En Angleterre, "près de 10 millions de tonnes de CO2 sont émises lors du transport de produits alimentaires". C'est autant que l'industrie lourde ...

L'article poursuit en relevant les absurdités propres au transport de marchandises. Ainsi :

En 1999, la France a exporté 3.515 millions de tonnes de lait, et au cours de cette même année, en a importé 1.641 millions de tonnes. En 1998, l’Angleterre a exporté 60.000 tonnes de poulet vers les Pays-Bas, et en même temps l’Angleterre a importé 30.000 tonnes de poulet des Pays-Bas. Le cas des crevettes belges parait encore plus absurde.
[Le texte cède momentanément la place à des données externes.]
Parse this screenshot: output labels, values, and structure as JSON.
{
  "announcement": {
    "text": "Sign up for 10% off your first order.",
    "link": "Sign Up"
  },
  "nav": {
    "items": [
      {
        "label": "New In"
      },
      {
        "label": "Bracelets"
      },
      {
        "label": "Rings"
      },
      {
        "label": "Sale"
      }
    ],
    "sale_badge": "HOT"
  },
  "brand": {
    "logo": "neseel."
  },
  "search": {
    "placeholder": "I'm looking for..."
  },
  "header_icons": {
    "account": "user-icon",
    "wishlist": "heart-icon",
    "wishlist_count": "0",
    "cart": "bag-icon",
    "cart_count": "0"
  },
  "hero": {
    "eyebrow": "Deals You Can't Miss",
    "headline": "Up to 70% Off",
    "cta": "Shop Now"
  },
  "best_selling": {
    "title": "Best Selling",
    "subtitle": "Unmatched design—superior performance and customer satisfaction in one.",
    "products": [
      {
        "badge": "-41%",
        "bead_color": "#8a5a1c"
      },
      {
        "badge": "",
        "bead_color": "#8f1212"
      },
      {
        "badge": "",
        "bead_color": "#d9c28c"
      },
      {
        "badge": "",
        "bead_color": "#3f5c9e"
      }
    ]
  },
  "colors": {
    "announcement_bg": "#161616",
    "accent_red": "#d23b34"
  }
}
Les crevettes sont récoltées à la côte belge, puis elles sont transportées au Maroc pour être nettoyées et reviennent ensuite en Belgique pour être vendues. Apparemment, quelques milliers de km de transport coûtent moins cher que la main d’oeuvre en Belgique.

Pour le producteur, s'il a fait ce choix c'est évidemment le cas. Le coût environnemental n'est par contre pas le même ...

La prise de conscience est nécessaire du côté des consommateurs : à partir d'une même recette (un poulet à l'ananas), les auteurs ont quantifié (en incluant tous les coûts, y compris ceux liés aux éventuels emballages) que l'équivalent-CO2 émis selon les choix du cuisinier (ananas frais ou en boite, importé ou pas, etc ...) pouvait aller de 80 grammes à 2.71 kgs ... Un rapport 30 !
Dans le même ordre d'idées, un plus grand respect des rythmes saisonniers permettrait de limiter le recours aux produits élevés sous serre, dont l'impact environnemental est, d'après une étude, similaire à celui de denrées transportées par avion.

Les déplacements individuels nécessaires à l'approvisionnement sont également en jeu :

En 1985, le consommateur français faisait des courses 2.8 fois par semaine et n’utilisait la voiture que pour la moitié de ces courses. Dix ans plus tard, le consommateur moyen fait des courses 3.3 fois par semaine et utilise la voiture dans 85% des cas (F. Bellanger (2001), Escale(s))

Pour terminer, la réflexion qui tue :

Vaut-il mieux acheter un aliment issu de l’agriculture biologique, mode de production soucieux de l’environnement, mais importé d’un pays lointain ou une denrée produite localement par des procédés plus traditionnels ?

Une étude réalisée en Angleterre en 2001, conclut que d’un point de vue environnemental, il vaut mieux acheter un produit local, issu de l’agriculture classique plutôt qu’un produit biologique importé, tant le transport est un facteur qui pèse dans le bilan environnemental (T. Lang & M. Heasman (2004), Food Wars).